このチュートリアルを Web ブラウザで参照している場合は、おそらくそれだけで画面の半分が使用されるので、dbxtool のアプリケーションのサイズを画面の半分になるようにカスタマイズすると便利です。
次に、dbxtool のさまざまなカスタマイズ例を示します。
ツールバーアイコンを小さくする:
ツールバーの任意の場所を右クリックして、「小さいツールバーアイコン」を選択します。
「呼び出しスタック」ウィンドウを隠す:
「呼び出しスタック」ウィンドウのヘッダーをクリックして、ウィンドウを下および右へドラッグします。赤色のアウトラインがこの位置にあっても気にしないでください。
ここで、「呼び出しスタック」ウィンドウのヘッダーの右側の矢印をクリックします。
「呼び出しスタック」ウィンドウは右マージンに最小化されます。
最小化された「呼び出しスタック」アイコンにカーソルを合わせると「呼び出しスタック」ウィンドウが最大化され、カーソルを別のウィンドウに移すと最小化に戻ります。最小化された「呼び出しスタック」アイコンをクリックすると「呼び出しスタック」ウィンドウが最大化され、もう一度クリックするとまた最小化されます。
これでメインウィンドウを画面の半分に縮小できるはずです。
「ブレークポイント」ウィンドウを最小化する:
「ブレークポイント」タブをクリックします。
タブの下矢印をクリックして、「ブレークポイント」ウィンドウを最小化します。
「プロセス入出力」ウィンドウの合体を解除する:
「プロセス入出力」ウィンドウのヘッダーをクリックしたままにして、そのウィンドウを dbxtool ウィンドウの外側にドラッグして、デスクトップ上にドロップします。これで dbxtool ウィンドウの他のタブに簡単にアクセスしながら、デバッグしているプログラムの入出力を簡単に相互作用させることができます。
dbxtool ウィンドウで「プロセス入出力」ウィンドウを再度合体させるには、「プロセス入出力」ウィンドウを右クリックして、「ウィンドウを合体」を選択します。
エディタ内のフォントサイズを設定する。「エディタ」ウィンドウにソースコードが表示されたあと、次を実行します。
「ツール」 > 「オプション」を選択します。
「オプション」ウィンドウで、「フォントと色」カテゴリを選択します。
「構文」タブで、「言語」ドロップダウンリストからすべての言語が選択されていることを確認します。
「フォント」テキストボックスの横の参照ボタンをクリックします。
「フォント選択」ダイアログボックスで、フォント、スタイル、およびサイズを設定し、「OK」をクリックします。

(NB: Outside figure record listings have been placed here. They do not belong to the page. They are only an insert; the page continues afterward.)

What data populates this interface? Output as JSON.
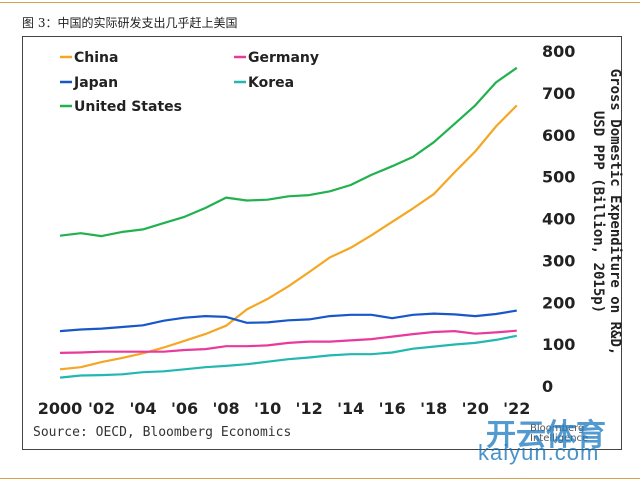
{
  "caption": "图 3：中国的实际研发支出几乎赶上美国",
  "source": "Source: OECD, Bloomberg Economics",
  "brand": "Bloomberg Intelligence",
  "watermark": {
    "cn": "开云体育",
    "url": "kaiyun.com"
  },
  "chart_data": {
    "type": "line",
    "ylabel": "Gross Domestic Expenditure on R&D, USD PPP (Billion, 2015p)",
    "ylim": [
      0,
      800
    ],
    "yticks": [
      0,
      100,
      200,
      300,
      400,
      500,
      600,
      700,
      800
    ],
    "xticks": [
      {
        "year": 2000,
        "label": "2000"
      },
      {
        "year": 2002,
        "label": "'02"
      },
      {
        "year": 2004,
        "label": "'04"
      },
      {
        "year": 2006,
        "label": "'06"
      },
      {
        "year": 2008,
        "label": "'08"
      },
      {
        "year": 2010,
        "label": "'10"
      },
      {
        "year": 2012,
        "label": "'12"
      },
      {
        "year": 2014,
        "label": "'14"
      },
      {
        "year": 2016,
        "label": "'16"
      },
      {
        "year": 2018,
        "label": "'18"
      },
      {
        "year": 2020,
        "label": "'20"
      },
      {
        "year": 2022,
        "label": "'22"
      }
    ],
    "x": [
      2000,
      2001,
      2002,
      2003,
      2004,
      2005,
      2006,
      2007,
      2008,
      2009,
      2010,
      2011,
      2012,
      2013,
      2014,
      2015,
      2016,
      2017,
      2018,
      2019,
      2020,
      2021,
      2022
    ],
    "series": [
      {
        "name": "China",
        "color": "#f5a623",
        "values": [
          40,
          45,
          57,
          67,
          78,
          92,
          108,
          124,
          144,
          183,
          208,
          238,
          272,
          307,
          330,
          360,
          392,
          424,
          458,
          510,
          560,
          620,
          670
        ]
      },
      {
        "name": "Germany",
        "color": "#e8399c",
        "values": [
          79,
          80,
          82,
          82,
          82,
          82,
          86,
          88,
          95,
          95,
          97,
          103,
          106,
          106,
          109,
          112,
          118,
          124,
          129,
          131,
          125,
          128,
          132
        ]
      },
      {
        "name": "Japan",
        "color": "#1757c9",
        "values": [
          131,
          135,
          137,
          141,
          145,
          156,
          163,
          167,
          165,
          151,
          152,
          157,
          159,
          167,
          170,
          170,
          162,
          170,
          173,
          171,
          167,
          172,
          180
        ]
      },
      {
        "name": "Korea",
        "color": "#22b8b0",
        "values": [
          20,
          25,
          26,
          28,
          33,
          35,
          40,
          45,
          48,
          52,
          58,
          64,
          68,
          73,
          76,
          76,
          80,
          89,
          94,
          99,
          103,
          110,
          120
        ]
      },
      {
        "name": "United States",
        "color": "#21b14f",
        "values": [
          359,
          365,
          358,
          368,
          374,
          389,
          404,
          425,
          450,
          443,
          445,
          453,
          456,
          465,
          480,
          504,
          525,
          547,
          582,
          626,
          670,
          725,
          760
        ]
      }
    ]
  }
}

「オプション」ウィンドウで、「OK」をクリックします。
端末ウィンドウ内のフォントサイズを設定する。「デバッガコンソール」ウィンドウと「プロセス入出力」ウィンドウは ANSI 端末エミュレータです。
「ツール」 > 「オプション」を選択します。
「オプション」ウィンドウで、「その他各種」カテゴリを選択します。
「端末」タブをクリックします。
「フォントサイズ」などの設定を選択して、「タイプへ」をクリックします。
「OK」をクリックします。
使用状況に合うように dbxtool を設定しました。次に、バグをいくつか見つけてみましょう。
プログラム例をもう一度実行します。ただし、今回はコマンドを入力しないで改行キーを押します。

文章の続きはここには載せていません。